Drywood termites are not common on the west coast. As others noted, you would be better doing a preventative subterranean termite treatment.


----------



## Oso954 (Jun 23, 2012)

TruproServices said:


> Drywood termites are not common on the west coast. As others noted, you would be better doing a preventative subterranean termite treatment.


Maybe you should read about the Western Drywood Termite. Some sources say it is responsible for more than half the termite damage in Calif.
Since we have at least 4 other species here that I am aware of, I would say that makes it fairly common,even though it is not found in all areas of the state.

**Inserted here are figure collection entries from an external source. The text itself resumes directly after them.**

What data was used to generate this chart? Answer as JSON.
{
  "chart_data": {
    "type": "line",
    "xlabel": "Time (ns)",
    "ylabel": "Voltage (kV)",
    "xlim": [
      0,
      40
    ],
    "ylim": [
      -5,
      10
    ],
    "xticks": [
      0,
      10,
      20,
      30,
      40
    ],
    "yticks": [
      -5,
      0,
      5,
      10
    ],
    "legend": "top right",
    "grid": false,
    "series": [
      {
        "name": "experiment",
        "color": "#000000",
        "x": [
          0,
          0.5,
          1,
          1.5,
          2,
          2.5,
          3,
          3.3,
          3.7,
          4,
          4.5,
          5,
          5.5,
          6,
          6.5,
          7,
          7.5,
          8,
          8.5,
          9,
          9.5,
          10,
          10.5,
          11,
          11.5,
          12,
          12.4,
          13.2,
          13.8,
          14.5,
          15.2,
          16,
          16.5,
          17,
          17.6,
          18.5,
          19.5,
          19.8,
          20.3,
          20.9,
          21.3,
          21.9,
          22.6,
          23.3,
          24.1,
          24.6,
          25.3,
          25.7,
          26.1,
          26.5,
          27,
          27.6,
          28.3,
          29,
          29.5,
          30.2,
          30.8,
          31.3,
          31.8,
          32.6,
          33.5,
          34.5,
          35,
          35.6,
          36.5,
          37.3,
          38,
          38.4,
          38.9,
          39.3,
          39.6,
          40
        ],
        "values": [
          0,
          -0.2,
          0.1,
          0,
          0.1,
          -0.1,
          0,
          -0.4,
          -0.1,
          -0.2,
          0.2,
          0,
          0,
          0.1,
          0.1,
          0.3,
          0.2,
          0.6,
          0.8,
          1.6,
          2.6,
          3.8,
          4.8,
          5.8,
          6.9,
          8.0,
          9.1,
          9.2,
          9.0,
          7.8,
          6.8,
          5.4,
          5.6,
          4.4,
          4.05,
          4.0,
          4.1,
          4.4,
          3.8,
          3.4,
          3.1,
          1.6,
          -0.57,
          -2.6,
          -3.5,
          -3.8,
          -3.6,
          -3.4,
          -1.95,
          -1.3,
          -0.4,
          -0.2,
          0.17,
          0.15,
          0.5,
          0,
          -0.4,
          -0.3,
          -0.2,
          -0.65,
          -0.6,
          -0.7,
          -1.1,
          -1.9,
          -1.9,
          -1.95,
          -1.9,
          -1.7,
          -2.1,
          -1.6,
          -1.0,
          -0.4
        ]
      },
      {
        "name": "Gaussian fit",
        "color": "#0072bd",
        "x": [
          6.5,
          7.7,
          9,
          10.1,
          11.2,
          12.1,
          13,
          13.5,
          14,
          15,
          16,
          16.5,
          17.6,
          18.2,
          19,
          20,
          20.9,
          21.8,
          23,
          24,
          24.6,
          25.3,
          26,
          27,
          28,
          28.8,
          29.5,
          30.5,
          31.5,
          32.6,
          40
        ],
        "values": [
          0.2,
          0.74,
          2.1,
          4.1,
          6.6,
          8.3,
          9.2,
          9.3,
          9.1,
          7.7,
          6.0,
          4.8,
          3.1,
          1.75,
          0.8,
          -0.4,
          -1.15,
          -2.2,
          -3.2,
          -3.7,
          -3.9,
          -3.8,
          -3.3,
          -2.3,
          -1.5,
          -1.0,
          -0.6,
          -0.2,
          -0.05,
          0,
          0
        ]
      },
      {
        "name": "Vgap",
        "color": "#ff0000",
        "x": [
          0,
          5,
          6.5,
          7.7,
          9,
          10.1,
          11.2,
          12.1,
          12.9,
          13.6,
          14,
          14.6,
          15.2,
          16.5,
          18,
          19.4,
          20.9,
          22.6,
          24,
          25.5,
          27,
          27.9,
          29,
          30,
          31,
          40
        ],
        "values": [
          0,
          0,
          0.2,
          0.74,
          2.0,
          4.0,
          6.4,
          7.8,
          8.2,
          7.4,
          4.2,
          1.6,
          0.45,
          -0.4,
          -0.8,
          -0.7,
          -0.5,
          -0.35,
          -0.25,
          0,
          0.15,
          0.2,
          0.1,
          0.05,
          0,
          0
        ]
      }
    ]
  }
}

Depending where the OP lives in SOCAL, it may be in his area. He should talk withe a local exterminator regarding the species common to his his area and inpection/treatment for them.


----------



## TruproServices (Apr 8, 2015)

Oso954 said:


> Maybe you should read about the Western Drywood Termite. Some sources say it is responsible for more than half the termite damage in Calif.
> Since we have at least 4 other species here that I am aware of, I would say that makes it fairly common,even though it is not found in all areas of the state.
> 
> Depending where the OP lives in SOCAL, it may be in his area. He should talk withe a local exterminator regarding the species common to his his area and inpection/treatment for them.


That's embarrassing. As you can see, I'm an east coast guy. I'm not sure what map I was looking at but you are clearly correct. With that said, I wouldn't hesitate to apply Timbor as a preventative measure.


----------